The fundamental reality that Mr. Spain ignores is that while Britain is within its sovereign right to pursue Brexit, they have a moral and legal obligation to do so within the framework of commitments they have willingly made under international treaty. It is not up to Ireland, the E.U., or the U.S. to find "solutions" to enable Britain to escape those commitments to make Brexit work. The difficulty of reconciling Brexit with the stability, peace, and prosperity that Northern Ireland has enjoyed since the signing of the Good Friday Agreement was well known going into the referendum, but Brexiters conspicuously chose to ignore it.
Anyone who raised a Good Friday concern in the run-up to the Brexit vote was denounced as a "scaremonger." Many prominent Brexiters, including the current Foreign Secretary, admitted never having read the Good Friday Agreement.
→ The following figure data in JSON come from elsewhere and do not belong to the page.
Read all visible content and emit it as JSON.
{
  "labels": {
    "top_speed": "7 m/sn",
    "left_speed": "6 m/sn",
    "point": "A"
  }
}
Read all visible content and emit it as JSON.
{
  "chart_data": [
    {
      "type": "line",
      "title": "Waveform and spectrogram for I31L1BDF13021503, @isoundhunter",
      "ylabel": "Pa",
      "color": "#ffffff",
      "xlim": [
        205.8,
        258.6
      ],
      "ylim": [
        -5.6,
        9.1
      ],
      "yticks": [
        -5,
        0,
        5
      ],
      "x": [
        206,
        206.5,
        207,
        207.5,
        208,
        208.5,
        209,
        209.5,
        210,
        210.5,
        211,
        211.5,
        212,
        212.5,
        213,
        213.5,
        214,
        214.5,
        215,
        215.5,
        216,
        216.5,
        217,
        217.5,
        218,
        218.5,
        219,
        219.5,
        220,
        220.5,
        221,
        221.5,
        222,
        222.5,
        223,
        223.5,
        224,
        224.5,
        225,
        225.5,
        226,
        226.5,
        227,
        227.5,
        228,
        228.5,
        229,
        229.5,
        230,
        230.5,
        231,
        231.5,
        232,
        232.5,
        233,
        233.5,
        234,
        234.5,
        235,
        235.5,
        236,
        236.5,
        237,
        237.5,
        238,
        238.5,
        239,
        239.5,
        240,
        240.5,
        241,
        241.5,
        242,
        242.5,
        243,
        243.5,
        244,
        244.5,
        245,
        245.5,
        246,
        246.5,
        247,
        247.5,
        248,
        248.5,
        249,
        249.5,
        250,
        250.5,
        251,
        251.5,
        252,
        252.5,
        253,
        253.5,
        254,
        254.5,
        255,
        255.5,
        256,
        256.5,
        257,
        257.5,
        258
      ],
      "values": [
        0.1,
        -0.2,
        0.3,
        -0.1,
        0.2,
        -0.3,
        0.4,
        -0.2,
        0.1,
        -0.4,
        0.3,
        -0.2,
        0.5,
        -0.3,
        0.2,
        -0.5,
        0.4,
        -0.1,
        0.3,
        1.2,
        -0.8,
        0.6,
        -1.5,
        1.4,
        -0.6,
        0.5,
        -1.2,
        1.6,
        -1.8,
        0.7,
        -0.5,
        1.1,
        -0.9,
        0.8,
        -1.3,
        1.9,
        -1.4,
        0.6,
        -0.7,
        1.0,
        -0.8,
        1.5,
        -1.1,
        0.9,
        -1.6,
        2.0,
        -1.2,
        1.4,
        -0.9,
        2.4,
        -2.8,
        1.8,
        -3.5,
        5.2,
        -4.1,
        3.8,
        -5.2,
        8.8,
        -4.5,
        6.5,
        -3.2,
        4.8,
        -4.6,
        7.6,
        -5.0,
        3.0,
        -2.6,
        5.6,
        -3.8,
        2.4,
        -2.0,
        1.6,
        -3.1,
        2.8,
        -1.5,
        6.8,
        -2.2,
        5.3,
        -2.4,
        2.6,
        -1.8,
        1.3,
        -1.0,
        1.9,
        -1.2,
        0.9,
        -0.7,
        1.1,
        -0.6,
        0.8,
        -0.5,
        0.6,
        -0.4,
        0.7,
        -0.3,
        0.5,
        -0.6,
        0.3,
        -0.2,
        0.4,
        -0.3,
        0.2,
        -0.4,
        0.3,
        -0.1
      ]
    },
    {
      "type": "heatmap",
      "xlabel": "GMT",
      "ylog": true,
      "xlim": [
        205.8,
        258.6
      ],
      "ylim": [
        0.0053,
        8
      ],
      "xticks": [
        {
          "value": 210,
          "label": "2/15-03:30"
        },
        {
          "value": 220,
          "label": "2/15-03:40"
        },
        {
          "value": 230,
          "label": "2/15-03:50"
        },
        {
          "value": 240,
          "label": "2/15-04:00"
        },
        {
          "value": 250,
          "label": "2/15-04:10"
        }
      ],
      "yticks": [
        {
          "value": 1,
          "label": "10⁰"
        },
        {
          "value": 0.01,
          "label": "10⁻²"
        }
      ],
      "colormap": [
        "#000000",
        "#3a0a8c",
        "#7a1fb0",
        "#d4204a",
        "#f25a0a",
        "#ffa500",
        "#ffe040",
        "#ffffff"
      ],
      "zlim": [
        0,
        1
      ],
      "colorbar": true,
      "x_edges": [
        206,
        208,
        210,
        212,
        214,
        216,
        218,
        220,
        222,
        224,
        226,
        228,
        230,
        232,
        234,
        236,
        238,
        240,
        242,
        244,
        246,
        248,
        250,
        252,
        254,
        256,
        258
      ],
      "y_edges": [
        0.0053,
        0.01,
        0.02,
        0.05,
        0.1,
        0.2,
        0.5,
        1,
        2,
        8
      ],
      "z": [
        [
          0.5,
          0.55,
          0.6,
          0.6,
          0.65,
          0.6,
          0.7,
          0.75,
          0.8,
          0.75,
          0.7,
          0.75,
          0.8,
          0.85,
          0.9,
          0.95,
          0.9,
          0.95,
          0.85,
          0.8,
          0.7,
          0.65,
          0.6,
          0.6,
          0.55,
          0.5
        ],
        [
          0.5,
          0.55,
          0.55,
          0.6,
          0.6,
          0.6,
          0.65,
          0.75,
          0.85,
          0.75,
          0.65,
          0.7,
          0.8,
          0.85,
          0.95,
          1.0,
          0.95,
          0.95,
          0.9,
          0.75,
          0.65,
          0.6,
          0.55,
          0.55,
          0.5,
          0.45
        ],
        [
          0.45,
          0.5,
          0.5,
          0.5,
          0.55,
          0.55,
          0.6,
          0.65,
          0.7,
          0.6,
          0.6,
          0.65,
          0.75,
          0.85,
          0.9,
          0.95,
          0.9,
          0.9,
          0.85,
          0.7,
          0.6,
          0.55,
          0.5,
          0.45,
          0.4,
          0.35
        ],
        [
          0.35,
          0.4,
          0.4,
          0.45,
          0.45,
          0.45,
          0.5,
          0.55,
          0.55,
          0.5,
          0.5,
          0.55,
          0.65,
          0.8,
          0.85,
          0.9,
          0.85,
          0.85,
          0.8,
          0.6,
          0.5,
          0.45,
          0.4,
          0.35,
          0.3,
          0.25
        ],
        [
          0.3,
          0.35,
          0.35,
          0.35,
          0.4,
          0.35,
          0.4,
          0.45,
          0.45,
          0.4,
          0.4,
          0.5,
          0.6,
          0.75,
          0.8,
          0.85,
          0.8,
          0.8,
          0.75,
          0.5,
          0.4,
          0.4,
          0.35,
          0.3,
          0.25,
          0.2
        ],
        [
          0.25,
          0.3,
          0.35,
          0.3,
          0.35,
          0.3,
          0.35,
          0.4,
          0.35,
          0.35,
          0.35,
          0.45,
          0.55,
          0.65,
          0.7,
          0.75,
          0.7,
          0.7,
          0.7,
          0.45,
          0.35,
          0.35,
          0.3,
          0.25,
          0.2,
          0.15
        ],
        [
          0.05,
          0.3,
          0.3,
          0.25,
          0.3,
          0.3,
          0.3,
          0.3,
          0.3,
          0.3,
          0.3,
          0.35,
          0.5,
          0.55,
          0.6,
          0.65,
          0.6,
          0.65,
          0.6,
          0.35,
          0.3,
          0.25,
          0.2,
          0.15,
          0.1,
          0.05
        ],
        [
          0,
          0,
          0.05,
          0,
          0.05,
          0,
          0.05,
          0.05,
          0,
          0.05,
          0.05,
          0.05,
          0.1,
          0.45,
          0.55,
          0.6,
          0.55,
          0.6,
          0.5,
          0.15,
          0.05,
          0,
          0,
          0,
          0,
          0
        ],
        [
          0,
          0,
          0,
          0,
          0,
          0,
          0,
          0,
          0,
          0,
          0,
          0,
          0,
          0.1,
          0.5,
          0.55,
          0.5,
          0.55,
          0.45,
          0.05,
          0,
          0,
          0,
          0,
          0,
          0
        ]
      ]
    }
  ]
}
The Brexit campaign was a classic example of "A great deal of intelligence can be invested in ignorance when the need for illusion is deep." It is not up to the rest of the world now to reward that investment in ignorance by sacrificing the peace of Northern Ireland on the altar of Brexit expediency.
Finally, the warnings that a U.S./U.K. trade deal will be off the table should anything threaten the Good Friday Agreement is not a "threat" as Mr. Spain characterizes it; it is just plain common sense. Why would any country wish to enter into an agreement with a nation that believes that violating their legal commitments under a Withdrawal Agreement where the ink has barely dried "in limited and specific ways" is acceptable? Why would one want to enter into a new agreement with a nation that after two decades has failed to deliver substantive progress on its commitment under the Good Friday agreement, as exemplified by the recent decision not to pursue an inquiry in the Finucane case?
Why would anyone wish to enter into any deal with a government that has only provided additional justification for the sobriquet "Perfidious Albion"?
* Neil F. Cosgrove, Political Action Chair Ancient Order of Hibernians.